Chokshi’s post details how Marico, facing skyrocketing costs transporting copra 1,400 kilometers from Kerala to Mumbai, made a bold move—setting up a crushing plant at the source. The math made sense. The timing didn’t. Kerala, at the time, was India’s labor unrest capital, logging over 180 man-days lost per 1,000 workers annually. Most companies steered clear. Marico walked straight in.

What kept the factory running, according to Chokshi, wasn’t tighter controls or stronger security. It was a clever HR intervention that started after hours.

“Most unrest brewed after work,” Chokshi wrote. “Idle time, alcohol, and gossip created fertile ground for union leaders to manipulate.”

Marico’s HR team took a counterintuitive route: they turned the factory into a schoolyard. Workers were split into four houses—Red, Blue, Yellow, Green. After hours, they battled it out in cricket matches, debates, quizzes, and cultural events. 

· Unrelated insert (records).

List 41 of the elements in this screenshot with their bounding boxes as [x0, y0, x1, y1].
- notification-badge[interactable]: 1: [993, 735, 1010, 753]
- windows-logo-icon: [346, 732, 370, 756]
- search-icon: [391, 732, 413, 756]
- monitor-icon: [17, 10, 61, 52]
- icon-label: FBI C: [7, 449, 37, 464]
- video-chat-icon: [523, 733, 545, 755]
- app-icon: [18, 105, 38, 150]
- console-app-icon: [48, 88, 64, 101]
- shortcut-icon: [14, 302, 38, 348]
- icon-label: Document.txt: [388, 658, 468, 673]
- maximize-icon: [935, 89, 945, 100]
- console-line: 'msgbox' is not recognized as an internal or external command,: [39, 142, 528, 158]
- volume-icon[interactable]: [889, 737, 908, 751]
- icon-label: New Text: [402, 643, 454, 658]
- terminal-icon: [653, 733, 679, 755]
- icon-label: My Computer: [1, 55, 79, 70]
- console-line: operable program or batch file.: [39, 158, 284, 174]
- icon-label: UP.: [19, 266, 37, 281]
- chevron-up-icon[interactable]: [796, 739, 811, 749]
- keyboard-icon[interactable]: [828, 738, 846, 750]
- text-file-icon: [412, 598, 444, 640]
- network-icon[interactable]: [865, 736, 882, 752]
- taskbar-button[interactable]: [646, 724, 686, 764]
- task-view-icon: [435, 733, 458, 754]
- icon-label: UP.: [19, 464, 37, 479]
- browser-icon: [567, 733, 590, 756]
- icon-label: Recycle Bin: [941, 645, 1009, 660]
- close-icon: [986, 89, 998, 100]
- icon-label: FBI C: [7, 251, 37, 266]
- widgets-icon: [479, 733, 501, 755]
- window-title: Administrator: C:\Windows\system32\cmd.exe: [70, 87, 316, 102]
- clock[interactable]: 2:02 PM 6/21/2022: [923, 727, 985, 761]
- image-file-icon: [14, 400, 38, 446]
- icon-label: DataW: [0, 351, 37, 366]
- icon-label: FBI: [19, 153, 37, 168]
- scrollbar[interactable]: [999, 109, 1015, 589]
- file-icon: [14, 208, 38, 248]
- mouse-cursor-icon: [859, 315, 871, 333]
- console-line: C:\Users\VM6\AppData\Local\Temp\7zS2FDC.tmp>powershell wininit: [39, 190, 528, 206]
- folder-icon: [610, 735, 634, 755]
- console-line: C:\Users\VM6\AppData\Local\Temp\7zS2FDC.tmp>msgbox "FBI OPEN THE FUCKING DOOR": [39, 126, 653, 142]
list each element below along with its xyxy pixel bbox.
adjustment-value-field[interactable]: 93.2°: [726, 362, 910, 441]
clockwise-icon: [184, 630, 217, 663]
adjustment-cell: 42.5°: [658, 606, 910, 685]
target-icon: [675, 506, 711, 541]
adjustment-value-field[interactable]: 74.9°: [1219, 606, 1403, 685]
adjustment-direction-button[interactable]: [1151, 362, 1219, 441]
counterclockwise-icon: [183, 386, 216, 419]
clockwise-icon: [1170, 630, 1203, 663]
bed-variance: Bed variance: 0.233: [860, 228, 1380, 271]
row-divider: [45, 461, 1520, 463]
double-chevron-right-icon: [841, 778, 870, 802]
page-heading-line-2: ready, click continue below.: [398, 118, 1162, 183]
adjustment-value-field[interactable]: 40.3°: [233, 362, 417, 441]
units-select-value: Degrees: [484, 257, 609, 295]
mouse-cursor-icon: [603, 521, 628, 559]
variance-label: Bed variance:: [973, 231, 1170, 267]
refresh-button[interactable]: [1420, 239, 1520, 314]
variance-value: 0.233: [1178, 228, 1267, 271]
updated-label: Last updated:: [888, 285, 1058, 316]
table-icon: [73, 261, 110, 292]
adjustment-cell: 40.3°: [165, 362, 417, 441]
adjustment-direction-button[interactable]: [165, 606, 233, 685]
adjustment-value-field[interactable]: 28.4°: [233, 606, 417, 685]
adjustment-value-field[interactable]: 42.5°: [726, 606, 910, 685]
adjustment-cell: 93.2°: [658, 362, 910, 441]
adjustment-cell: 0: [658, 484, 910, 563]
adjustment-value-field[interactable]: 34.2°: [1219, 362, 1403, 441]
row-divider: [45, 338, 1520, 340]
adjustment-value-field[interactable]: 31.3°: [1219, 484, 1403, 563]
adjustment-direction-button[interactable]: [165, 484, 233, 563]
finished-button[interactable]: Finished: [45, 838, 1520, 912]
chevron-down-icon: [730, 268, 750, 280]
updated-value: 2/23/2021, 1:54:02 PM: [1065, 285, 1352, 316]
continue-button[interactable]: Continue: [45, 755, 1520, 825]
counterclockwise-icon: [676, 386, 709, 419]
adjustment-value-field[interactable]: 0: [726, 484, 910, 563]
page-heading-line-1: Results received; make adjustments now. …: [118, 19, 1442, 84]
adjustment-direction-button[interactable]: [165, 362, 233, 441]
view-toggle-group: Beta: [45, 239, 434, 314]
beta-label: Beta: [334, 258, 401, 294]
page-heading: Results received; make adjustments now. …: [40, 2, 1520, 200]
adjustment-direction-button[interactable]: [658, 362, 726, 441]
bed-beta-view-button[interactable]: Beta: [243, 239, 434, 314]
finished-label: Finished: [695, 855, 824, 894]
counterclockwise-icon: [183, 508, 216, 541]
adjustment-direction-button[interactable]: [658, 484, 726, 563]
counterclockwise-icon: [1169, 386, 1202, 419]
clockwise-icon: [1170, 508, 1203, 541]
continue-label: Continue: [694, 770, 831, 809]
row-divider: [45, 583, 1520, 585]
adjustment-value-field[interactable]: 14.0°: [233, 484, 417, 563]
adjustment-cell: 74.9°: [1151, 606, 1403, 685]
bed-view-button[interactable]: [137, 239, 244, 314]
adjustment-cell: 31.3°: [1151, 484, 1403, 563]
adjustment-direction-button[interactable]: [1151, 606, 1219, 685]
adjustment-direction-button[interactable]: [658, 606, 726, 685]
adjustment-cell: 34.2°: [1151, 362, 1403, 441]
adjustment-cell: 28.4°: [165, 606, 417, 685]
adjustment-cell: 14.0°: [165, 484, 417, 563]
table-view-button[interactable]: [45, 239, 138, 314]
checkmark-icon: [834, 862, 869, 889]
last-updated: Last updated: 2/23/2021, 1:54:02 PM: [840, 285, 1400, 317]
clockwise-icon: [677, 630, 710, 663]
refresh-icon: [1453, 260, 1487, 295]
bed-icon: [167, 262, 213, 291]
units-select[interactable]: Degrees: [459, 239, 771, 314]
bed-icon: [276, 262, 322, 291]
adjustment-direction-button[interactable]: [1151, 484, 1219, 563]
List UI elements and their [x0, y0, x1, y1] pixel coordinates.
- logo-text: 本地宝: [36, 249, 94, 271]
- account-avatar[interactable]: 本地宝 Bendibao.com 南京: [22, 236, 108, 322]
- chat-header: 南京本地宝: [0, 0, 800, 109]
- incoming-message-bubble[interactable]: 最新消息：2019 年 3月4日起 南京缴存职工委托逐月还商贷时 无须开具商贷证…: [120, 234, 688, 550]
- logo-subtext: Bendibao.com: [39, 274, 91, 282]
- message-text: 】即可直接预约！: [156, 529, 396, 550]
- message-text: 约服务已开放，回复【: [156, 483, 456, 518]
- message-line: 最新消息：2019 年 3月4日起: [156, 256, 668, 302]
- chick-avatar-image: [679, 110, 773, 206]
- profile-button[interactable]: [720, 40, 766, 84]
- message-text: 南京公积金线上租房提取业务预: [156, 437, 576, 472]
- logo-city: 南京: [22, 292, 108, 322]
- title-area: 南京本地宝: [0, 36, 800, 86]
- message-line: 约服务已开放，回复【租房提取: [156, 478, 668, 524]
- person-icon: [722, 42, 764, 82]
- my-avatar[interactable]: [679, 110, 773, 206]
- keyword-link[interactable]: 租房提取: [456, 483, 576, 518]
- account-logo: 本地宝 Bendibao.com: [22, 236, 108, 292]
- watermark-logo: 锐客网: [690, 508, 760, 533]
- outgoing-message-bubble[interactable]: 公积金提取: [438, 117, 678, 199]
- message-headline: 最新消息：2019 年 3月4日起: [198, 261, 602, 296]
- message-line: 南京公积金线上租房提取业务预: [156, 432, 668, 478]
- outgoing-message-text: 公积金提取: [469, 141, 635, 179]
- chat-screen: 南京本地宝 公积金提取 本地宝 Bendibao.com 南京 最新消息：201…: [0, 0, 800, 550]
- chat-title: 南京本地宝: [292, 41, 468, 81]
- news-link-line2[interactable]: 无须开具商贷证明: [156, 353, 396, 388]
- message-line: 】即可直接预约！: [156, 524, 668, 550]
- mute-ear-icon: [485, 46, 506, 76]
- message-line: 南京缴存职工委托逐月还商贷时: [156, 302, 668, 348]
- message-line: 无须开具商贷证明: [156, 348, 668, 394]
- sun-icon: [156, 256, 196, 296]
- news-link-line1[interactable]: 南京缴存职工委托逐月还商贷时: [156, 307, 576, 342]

Winners got recognition. Everyone got involved.

“Instead of hanging out at tea stalls, complaining about management,” Chokshi wrote, “workers were rehearsing songs, training for cricket, cheering their team on.”

The mood flipped in six months. Workers bonded across roles. Grievances shrank. Union influence waned. And while other plants in the state saw weekly disruptions, Marico’s Kanjikode unit became an HR case study in stability.

“HR consultants spend on retreats,” Chokshi concluded. “Marico just ran a few friendly games—and won loyalty for life.”

Three decades later, the factory still hasn’t seen a single strike.